Salah satu konteks penting yang perlu dicatat adalah kegagalan Google Glass beberapa tahun lalu yang juga kena backlash serupa karena isu privasi. Saat itu, orang-orang menolak perangkat yang bisa merekam tanpa sepengetahuan orang sekitar, sampai-sampai muncul istilah “Glasshole”. Meta sepertinya belum belajar sepenuhnya dari pelajaran itu, padahal teknologi AR sekarang jauh lebih matang dan bisa dipakai sehari-hari.
Dampaknya bukan cuma soal citra merek. Kepercayaan pengguna terhadap produk wearable Meta bisa menurun drastis, terutama di kalangan yang sudah sensitif dengan rekam jejak perusahaan soal data. Kalau tidak ditangani dengan baik, ini berpotensi memperlambat adopsi teknologi AR secara keseluruhan, karena orang akan ragu memakai perangkat yang dianggap mengancam privasi.
Meta memang sudah menyediakan fitur indikator LED saat merekam, tapi aktivis bilang itu tidak cukup karena mudah diabaikan atau dimatikan. Mereka menuntut transparansi lebih tinggi, seperti notifikasi otomatis ke orang di sekitar atau batasan rekaman di tempat umum. Tanpa langkah konkret, kampanye pemasaran yang mahal bisa sia-sia karena ditolak di lapangan.

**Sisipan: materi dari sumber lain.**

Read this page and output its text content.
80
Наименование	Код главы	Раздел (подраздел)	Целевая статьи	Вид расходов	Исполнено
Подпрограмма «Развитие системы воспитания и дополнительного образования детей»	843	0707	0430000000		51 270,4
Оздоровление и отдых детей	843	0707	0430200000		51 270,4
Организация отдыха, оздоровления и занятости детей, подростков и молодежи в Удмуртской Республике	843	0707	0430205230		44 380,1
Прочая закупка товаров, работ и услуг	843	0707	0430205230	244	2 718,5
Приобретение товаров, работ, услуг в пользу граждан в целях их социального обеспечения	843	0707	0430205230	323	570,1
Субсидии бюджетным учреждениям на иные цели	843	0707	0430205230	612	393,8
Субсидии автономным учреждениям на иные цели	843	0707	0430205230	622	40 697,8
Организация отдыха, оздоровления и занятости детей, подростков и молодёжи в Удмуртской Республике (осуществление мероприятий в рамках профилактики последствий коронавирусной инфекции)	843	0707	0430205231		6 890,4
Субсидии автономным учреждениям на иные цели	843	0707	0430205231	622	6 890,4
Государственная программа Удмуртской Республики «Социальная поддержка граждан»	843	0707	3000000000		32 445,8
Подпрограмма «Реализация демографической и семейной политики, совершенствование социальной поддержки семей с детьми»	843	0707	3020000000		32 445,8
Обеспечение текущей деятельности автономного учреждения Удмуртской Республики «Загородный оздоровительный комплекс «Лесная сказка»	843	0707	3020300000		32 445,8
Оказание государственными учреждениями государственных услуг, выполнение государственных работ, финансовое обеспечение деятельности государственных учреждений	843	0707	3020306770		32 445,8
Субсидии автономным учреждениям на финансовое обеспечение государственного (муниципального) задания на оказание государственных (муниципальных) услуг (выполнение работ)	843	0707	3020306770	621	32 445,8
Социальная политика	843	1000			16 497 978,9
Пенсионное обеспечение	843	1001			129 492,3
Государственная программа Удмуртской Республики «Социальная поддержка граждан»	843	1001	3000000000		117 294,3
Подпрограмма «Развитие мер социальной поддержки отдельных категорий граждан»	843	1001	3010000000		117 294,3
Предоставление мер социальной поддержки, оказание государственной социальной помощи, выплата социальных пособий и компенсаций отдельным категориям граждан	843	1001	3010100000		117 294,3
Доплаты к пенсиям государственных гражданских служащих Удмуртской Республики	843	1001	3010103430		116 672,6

Ke depan, perusahaan perlu memikirkan ulang pendekatan mereka terhadap produk yang melibatkan rekaman visual. Bukan cuma soal fitur, tapi juga edukasi publik dan regulasi yang lebih ketat. Kalau tidak, kacamata pintar berisiko jadi produk yang keren di kertas tapi ditolak pasar karena masalah kepercayaan yang mendasar.